A propósito da recente decisão sobre a inconstitucionalidade do corte do 13º e 14º mês (Público – 08.julho) afirma que o Estado é irresponsável. Lugares comuns da ignorância são tomados como elevadas lucubrações. Deveria dizer que os governos com as suas políticas de direita têm-se mostrado irresponsáveis na defesa dos interesses nacionais, protegendo monopólios e especuladores, promovendo o capitalismo rentista e iníquos tratados da UE.
Dizer que nenhum particular “normalmente” se permite ser irresponsável, é brincar com palavras. Misturar o BNP, e outros, com o pequeno empresário ou o endividado cidadão que cedeu à chantagem neoliberal da sociedade de consumo a crédito, enquanto os lucros do desenvolvimento tecnológico e aumento da exploração eram arrecadados e postos fora do país pelos grandes capitalistas e especuladores, para intocáveis “off-shores”.
Acerca da equidade, é curioso considerar que um funcionário público e um trabalhador de “instituição privada” não são realidades comparáveis. Sem nos alongarmos a explicar em que consiste o conceito de proletariado e de exploração, algo que o neoliberalismo não reconhece – há apenas mercado onde o sr. Belmiro ou o sr. A. Santos, estão nas mesmas condições que os precários com ordenado mínimo. Em termos da globalização, também a família Wallton que dispõe 90 mil milhões de dólares está nesta teoria nas mesmas condições que os pequenos produtores ou seus empregados sujeitos à vigilância de equipas especializadas no combate ao sindicalismo. E é este o ideal que o capitalismo atual tem para oferecer às novas gerações.

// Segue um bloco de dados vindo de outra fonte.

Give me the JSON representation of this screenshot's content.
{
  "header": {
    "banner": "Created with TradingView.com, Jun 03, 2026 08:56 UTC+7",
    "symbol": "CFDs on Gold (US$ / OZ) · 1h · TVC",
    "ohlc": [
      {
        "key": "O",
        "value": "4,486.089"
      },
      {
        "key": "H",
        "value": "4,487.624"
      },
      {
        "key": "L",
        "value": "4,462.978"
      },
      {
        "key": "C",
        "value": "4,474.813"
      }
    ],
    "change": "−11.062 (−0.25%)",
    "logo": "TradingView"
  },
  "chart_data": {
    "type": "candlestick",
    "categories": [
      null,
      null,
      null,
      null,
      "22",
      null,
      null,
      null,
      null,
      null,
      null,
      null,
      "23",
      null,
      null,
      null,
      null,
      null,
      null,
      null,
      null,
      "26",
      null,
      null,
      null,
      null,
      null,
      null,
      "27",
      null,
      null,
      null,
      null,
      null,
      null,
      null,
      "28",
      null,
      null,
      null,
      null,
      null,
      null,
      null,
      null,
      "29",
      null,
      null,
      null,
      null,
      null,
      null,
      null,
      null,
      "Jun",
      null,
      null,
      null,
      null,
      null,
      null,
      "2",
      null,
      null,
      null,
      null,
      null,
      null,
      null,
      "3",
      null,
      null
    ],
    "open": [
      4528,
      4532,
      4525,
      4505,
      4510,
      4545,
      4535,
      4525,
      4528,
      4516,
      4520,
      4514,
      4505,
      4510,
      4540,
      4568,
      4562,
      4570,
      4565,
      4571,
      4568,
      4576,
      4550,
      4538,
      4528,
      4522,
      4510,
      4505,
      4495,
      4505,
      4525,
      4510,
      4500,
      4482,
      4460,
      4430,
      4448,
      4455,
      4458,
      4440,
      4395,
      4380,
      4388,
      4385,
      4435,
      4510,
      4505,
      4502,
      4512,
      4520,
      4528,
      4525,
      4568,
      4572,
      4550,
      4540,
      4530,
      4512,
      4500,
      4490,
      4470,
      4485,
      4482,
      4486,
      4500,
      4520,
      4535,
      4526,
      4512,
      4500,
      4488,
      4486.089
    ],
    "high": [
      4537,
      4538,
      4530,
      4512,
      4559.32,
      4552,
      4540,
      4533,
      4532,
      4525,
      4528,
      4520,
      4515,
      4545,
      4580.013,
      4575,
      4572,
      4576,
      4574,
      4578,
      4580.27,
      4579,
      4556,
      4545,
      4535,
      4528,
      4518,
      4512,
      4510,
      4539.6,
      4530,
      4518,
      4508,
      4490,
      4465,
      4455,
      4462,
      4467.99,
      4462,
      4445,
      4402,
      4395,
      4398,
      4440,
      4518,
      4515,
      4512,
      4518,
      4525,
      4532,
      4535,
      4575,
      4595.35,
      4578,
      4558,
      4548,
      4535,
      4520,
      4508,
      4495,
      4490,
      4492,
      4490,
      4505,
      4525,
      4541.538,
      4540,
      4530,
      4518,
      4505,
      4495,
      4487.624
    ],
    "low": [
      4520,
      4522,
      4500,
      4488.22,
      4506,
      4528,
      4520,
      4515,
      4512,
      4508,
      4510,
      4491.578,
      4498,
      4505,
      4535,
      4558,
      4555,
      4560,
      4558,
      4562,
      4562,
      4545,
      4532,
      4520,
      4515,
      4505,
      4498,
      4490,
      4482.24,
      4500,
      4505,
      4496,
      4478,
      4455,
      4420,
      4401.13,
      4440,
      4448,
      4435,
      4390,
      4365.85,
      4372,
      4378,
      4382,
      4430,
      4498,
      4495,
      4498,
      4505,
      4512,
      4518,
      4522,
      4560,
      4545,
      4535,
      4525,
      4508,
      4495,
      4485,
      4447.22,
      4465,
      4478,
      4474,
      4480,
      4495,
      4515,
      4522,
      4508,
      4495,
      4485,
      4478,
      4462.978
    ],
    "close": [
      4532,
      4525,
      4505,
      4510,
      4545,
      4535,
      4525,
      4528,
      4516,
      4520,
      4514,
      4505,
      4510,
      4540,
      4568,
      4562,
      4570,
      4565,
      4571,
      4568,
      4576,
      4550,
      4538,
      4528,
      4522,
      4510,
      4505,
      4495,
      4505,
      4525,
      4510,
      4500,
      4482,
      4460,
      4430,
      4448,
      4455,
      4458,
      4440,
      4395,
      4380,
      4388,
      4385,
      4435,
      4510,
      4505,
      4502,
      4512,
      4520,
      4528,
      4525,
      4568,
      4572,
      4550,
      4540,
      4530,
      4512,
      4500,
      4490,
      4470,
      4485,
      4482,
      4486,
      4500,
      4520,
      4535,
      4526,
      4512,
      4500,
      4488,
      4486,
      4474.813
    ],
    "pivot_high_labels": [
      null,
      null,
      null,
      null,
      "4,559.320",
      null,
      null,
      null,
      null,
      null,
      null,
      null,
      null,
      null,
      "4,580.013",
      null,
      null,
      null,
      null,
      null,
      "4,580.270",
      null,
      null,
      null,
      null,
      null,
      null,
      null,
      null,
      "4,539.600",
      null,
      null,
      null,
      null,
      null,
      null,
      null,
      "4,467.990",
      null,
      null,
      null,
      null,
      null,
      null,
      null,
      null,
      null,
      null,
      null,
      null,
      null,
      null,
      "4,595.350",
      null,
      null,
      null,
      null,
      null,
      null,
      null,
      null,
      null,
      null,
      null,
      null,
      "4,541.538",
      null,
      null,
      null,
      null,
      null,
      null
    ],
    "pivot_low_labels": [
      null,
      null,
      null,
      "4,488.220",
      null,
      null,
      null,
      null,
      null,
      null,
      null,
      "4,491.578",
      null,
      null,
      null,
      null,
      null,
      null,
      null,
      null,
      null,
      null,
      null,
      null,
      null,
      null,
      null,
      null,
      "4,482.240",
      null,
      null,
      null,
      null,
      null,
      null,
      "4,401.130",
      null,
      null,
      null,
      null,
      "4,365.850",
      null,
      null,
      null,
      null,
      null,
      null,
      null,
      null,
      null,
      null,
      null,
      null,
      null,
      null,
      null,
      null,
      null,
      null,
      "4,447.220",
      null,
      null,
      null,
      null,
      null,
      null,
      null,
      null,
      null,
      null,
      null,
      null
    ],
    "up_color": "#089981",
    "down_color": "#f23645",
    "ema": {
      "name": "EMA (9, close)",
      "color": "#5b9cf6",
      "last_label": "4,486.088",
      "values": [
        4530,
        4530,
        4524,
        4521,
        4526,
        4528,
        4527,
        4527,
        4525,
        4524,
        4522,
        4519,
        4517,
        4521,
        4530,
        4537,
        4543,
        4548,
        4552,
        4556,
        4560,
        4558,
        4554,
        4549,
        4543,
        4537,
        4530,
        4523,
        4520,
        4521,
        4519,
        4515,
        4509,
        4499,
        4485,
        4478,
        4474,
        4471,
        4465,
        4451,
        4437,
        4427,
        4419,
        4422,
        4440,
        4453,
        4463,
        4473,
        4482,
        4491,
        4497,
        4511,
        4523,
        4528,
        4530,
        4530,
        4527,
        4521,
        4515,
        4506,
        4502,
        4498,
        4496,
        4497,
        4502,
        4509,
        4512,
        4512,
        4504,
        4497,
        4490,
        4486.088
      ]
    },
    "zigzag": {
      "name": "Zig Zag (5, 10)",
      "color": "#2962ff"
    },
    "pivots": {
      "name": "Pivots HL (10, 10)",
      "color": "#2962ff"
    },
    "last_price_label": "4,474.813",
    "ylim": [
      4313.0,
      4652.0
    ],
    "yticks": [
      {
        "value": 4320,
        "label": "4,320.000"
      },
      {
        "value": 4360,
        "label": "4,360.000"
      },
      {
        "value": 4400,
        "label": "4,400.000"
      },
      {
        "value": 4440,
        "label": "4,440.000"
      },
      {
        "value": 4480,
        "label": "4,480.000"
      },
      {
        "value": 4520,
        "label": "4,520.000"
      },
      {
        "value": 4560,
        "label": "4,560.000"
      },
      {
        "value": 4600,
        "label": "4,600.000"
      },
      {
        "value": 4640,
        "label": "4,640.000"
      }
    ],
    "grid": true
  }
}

Voltando aos 13º e 14º meses suprimidos. Argumenta-se quanto à falsa equidade entre público e privado, pois os trabalhadores do público têm privilégios que os demais não têm. Portanto, toca de nivelar por baixo. Privilégios só para banqueiros e administradores dedicados a bens “não transacionáveis”.
O funcionário público não pode ser despedido – falso. Há imensos precários, recorre-se por sistema à prestação de serviços externos e aos admitidos depois de 2009 aplica-se o (infame e prófascista) código laboral.
“As pessoas são promovidas independente do mérito” – seria bom que o demonstrasse. Será que todos os promovidos são incompetentes? É isso que afirma? Poderá provar ou é mera calúnia, tal como alguém dizer que todos os banqueiros e administradores são como alguns do BPP e do BPN?
“Têm sistema de saúde especial.” E depois? Corta-se no salário, para castigo?
“Acumulam vários empregos” Quem? Quantos? Cortam-se os subsídios a esses? E aos outros e aos reformados?
“Têm empregos por pressão pessoal e partidária.” Sem comentários. Além de ser um insulto para talvez 90 % ou mais dos casos, seria bom que olhasse para quem ocupa as administrações das grandes empresas desta terra. Pode consultar o livro do F. Louçã e outros “Quem são os donos de Portugal”.
É este o nível de argumentação das direitas que se consideram eruditas: a teatralidade do intriguismo político panglossiano do sr. MRS e o niilismo atrabiliário do sr VPV.
Em termos de profundidade o pensamento político-social da direita, tal como as medidas deste governo, resume-se numa palavra: mesquinhez.